Exploratory time series analysis entails numerous iterations of identifying and summarizing temporal dependencies. It is common practice to divide time into years, months, weeks, days, and so on in order to make inferences at both finer and coarser scales. In the literature, the formalization of these temporal deconstructions (granularities) is limited to linear time granularities such as hours, days, weeks, and months that respect the linear progression of time and are non-repeating. Cyclic granularities that are repeating in nature are useful for finding patterns in temporal data. They can be circular, quasi-circular, or aperiodic in nature. Hour of the day and day of the week are examples of circular granularities; the day of the month is an example of a quasi-circular granularity; and public holidays and school holidays are examples of aperiodic granularities. Additionally, time deconstructions can be based on a time hierarchy. Thus, single-order-up granularities such as second of minute or multiple-order-up granularities such as second of hour can be envisioned. The definitions and rules defined in the literature for linear granularities are insufficient for describing various types of cyclic granularities. Chapter 2 provides a formal characterization of cyclic granularities as well as tools for classifying and computing potential cyclic granularities from an ordered temporal index. It also allows for the manipulation of single- and multiple-order-up time granularities via cyclic calendar algebra. The approach is generalizable to non-temporal hierarchical granularities with an ordered index.

Visualizing probability distributions conditional on one or more cyclic granularities is a powerful exploration tool. However, there may be too many cyclic granularities to look at manually for comprehensive exploration, and not all pairs of granularities can be effectively explored together. Chapter 2 also provides a recommendation on whether a pair of granularities can be meaningfully plotted or analyzed together (a “harmony”) or when they cannot (a “clash” or “near-clash”).
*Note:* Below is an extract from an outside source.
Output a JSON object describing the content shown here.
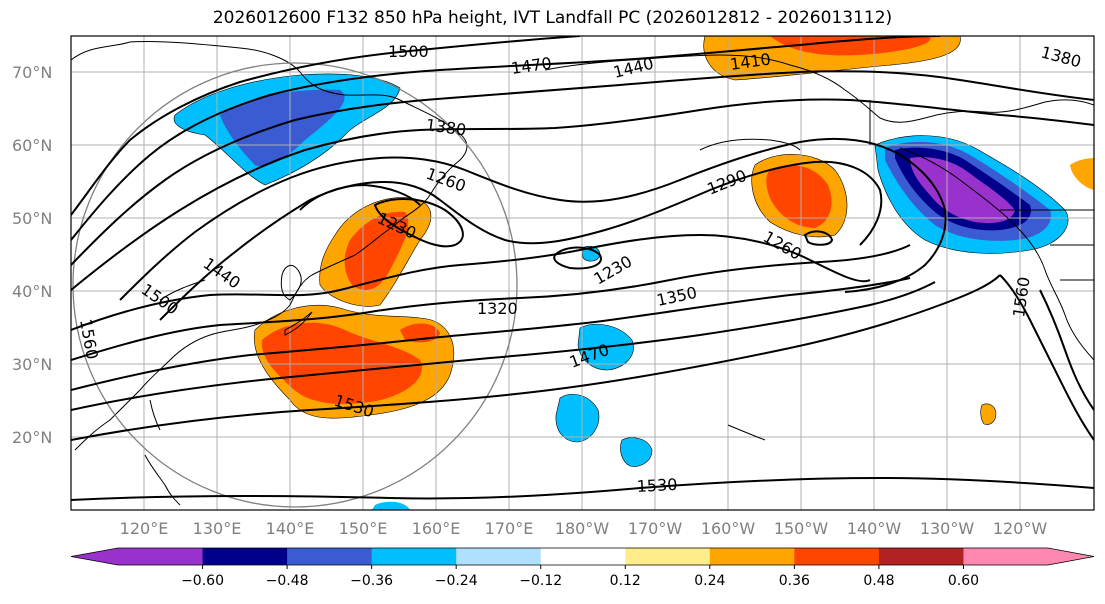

Cyclic granularities could be used to create a wide range of displays. And, when there are numerous granularities to choose from, deciding which one to display can be difficult. Moreover, only a few of them may be useful in revealing major patterns. In Chapter 3, the search for informative granularities is facilitated by selecting “significant” granularities. A cyclic granularity is referred to as “significant” if there is a significant distributional difference of the measured variable between different categories. Chapter 3 defines a distance measure to quantify these distributional differences. A higher value of the distance measure for a cyclic granularity or harmony implies that they could be interesting for further investigation, whereas a low value indicates that nothing noteworthy is unfolding. A threshold and, consequently, a selection criterion are chosen using a permutation test such that cyclic granularities with significant values of the distance measure are selected. In addition, the distance metric has been appropriately adjusted, allowing it to be compared not only across cyclic granularities with different numbers of categories but also across a set of time series. As a result, it can also be used to rank the displays according to their ability to capture the greatest amount of variation across one or multiple time series.
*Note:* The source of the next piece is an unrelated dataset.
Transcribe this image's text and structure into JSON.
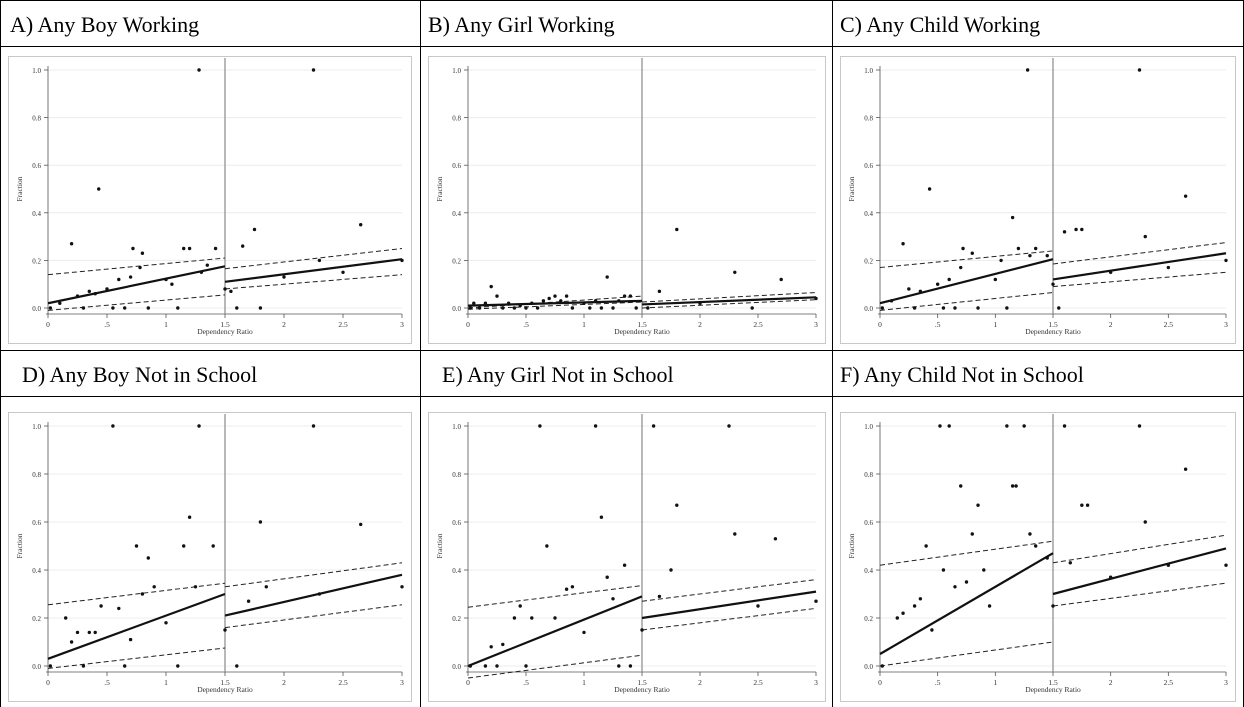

The ideas in Chapters 2 and 3 can be used for studying patterns in individual time series or comparing a few time series together. This is extended in Chapter 4 to allow for the exploration of distributions for multiple time series at the same time using unsupervised clustering. In the time series clustering literature, probability distributions across cyclic granularities have not been considered in determining similarity. However, such a similarity measure can be useful for characterizing the inherent temporal data structure of long, unequal-length time series in a way that is resistant to missing or noisy data while allowing for the detection of similar repeated patterns. Chapter 4 proposes two approaches for calculating distances between time series based on probability distributions across cyclic granularities. The first approach considers two time series to be similar if the distributions of each category of one or more cyclic granularities are similar. The second approach considers two time series to be similar if they have a similar significance of patterns across different granularities. A similar significance does not imply a similar pattern, which is where this technique varies from the former. When the distances from these approaches are fed into a hierarchical clustering algorithm, they yield small groups of time series with similar distributions or significance over multiple granularities. Our method is capable of producing useful clusters for both approaches, as demonstrated by testing on a range of validation data designs and a sample of residential smart meter consumers.